'Team-building' charitable work

Adapted extract from the book Diseasing of America by Stanton Peele (published by Houghton Miffin Company, Boston, 1989) monitored for the Institute by Roger Knights.

Corporations today frequently bring employees together outside the work place to participate in 'team-building' retreats. These exercises insist on mock confidentiality and intimacy, often including such experiences as having people fall backward into the arms of fellow workers, supposedly creating a sense of mutual trust. The feelings generated by these retreats often dissipate rapidly, however, when workers return to their daily jobs, where intimacy and mutual support may not be the rule. General Electric tried a different approach.

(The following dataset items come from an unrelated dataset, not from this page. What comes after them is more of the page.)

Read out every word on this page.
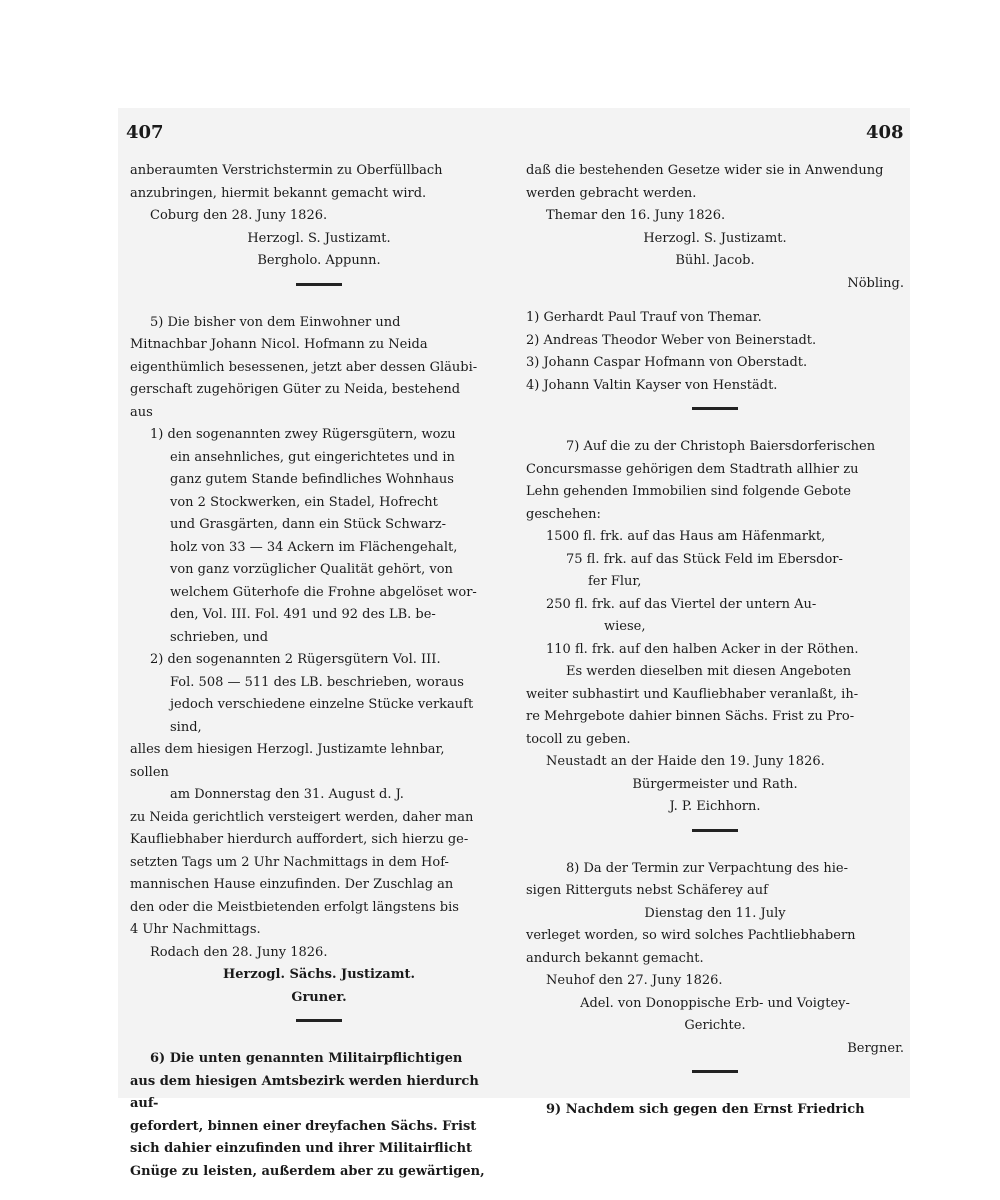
407	408

anberaumten Verstrichstermin zu Oberfüllbach

anzubringen, hiermit bekannt gemacht wird.

Coburg den 28. Juny 1826.

Herzogl. S. Justizamt.

Bergholo. Appunn.

5) Die bisher von dem Einwohner und

Mitnachbar Johann Nicol. Hofmann zu Neida

eigenthümlich besessenen, jetzt aber dessen Gläubi-

gerschaft zugehörigen Güter zu Neida, bestehend

aus

1) den sogenannten zwey Rügersgütern, wozu

ein ansehnliches, gut eingerichtetes und in

ganz gutem Stande befindliches Wohnhaus

von 2 Stockwerken, ein Stadel, Hofrecht

und Grasgärten, dann ein Stück Schwarz-

holz von 33 — 34 Ackern im Flächengehalt,

von ganz vorzüglicher Qualität gehört, von

welchem Güterhofe die Frohne abgelöset wor-

den, Vol. III. Fol. 491 und 92 des LB. be-

schrieben, und

2) den sogenannten 2 Rügersgütern Vol. III.

Fol. 508 — 511 des LB. beschrieben, woraus

jedoch verschiedene einzelne Stücke verkauft

sind,

alles dem hiesigen Herzogl. Justizamte lehnbar,

sollen

am Donnerstag den 31. August d. J.

zu Neida gerichtlich versteigert werden, daher man

Kaufliebhaber hierdurch auffordert, sich hierzu ge-

setzten Tags um 2 Uhr Nachmittags in dem Hof-

mannischen Hause einzufinden. Der Zuschlag an

den oder die Meistbietenden erfolgt längstens bis

4 Uhr Nachmittags.

Rodach den 28. Juny 1826.

Herzogl. Sächs. Justizamt.

Gruner.

6) Die unten genannten Militairpflichtigen

aus dem hiesigen Amtsbezirk werden hierdurch auf-

gefordert, binnen einer dreyfachen Sächs. Frist

sich dahier einzufinden und ihrer Militairflicht

Gnüge zu leisten, außerdem aber zu gewärtigen,

daß die bestehenden Gesetze wider sie in Anwendung

werden gebracht werden.

Themar den 16. Juny 1826.

Herzogl. S. Justizamt.

Bühl. Jacob.

Nöbling.

1) Gerhardt Paul Trauf von Themar.

2) Andreas Theodor Weber von Beinerstadt.

3) Johann Caspar Hofmann von Oberstadt.

4) Johann Valtin Kayser von Henstädt.

7) Auf die zu der Christoph Baiersdorferischen

Concursmasse gehörigen dem Stadtrath allhier zu

Lehn gehenden Immobilien sind folgende Gebote

geschehen:

1500 fl. frk. auf das Haus am Häfenmarkt,

75 fl. frk. auf das Stück Feld im Ebersdor-

fer Flur,

250 fl. frk. auf das Viertel der untern Au-

wiese,

110 fl. frk. auf den halben Acker in der Röthen.

Es werden dieselben mit diesen Angeboten

weiter subhastirt und Kaufliebhaber veranlaßt, ih-

re Mehrgebote dahier binnen Sächs. Frist zu Pro-

tocoll zu geben.

Neustadt an der Haide den 19. Juny 1826.

Bürgermeister und Rath.

J. P. Eichhorn.

8) Da der Termin zur Verpachtung des hie-

sigen Ritterguts nebst Schäferey auf

Dienstag den 11. July

verleget worden, so wird solches Pachtliebhabern

andurch bekannt gemacht.

Neuhof den 27. Juny 1826.

Adel. von Donoppische Erb- und Voigtey-

Gerichte.

Bergner.

9) Nachdem sich gegen den Ernst Friedrich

During the off-site business meeting, it gave five hundred employees the day off to help construct a homeless shelter for St Vincent de Paul. In a single day, the group accomplished months of labour in terms of the ordinary construction schedule for the shelter.

Without having to be roused by the usual self-serving exhortations that accompany team-building experiences, employees reckoned the construction experience a positive one: they appreciated being able to do something of value for others; they saw their colleagues in a new light, for they too welcomed the chance to do good; co-operation was required to accomplish a worthwhile goal; and finally, it isn't often that people have a chance to sweat next to one another in real labour. Many likened it to their college and army experience, where they had formed the closest friendships of their lives. Actually, it was quite like a barn raising - a common community experience in former days.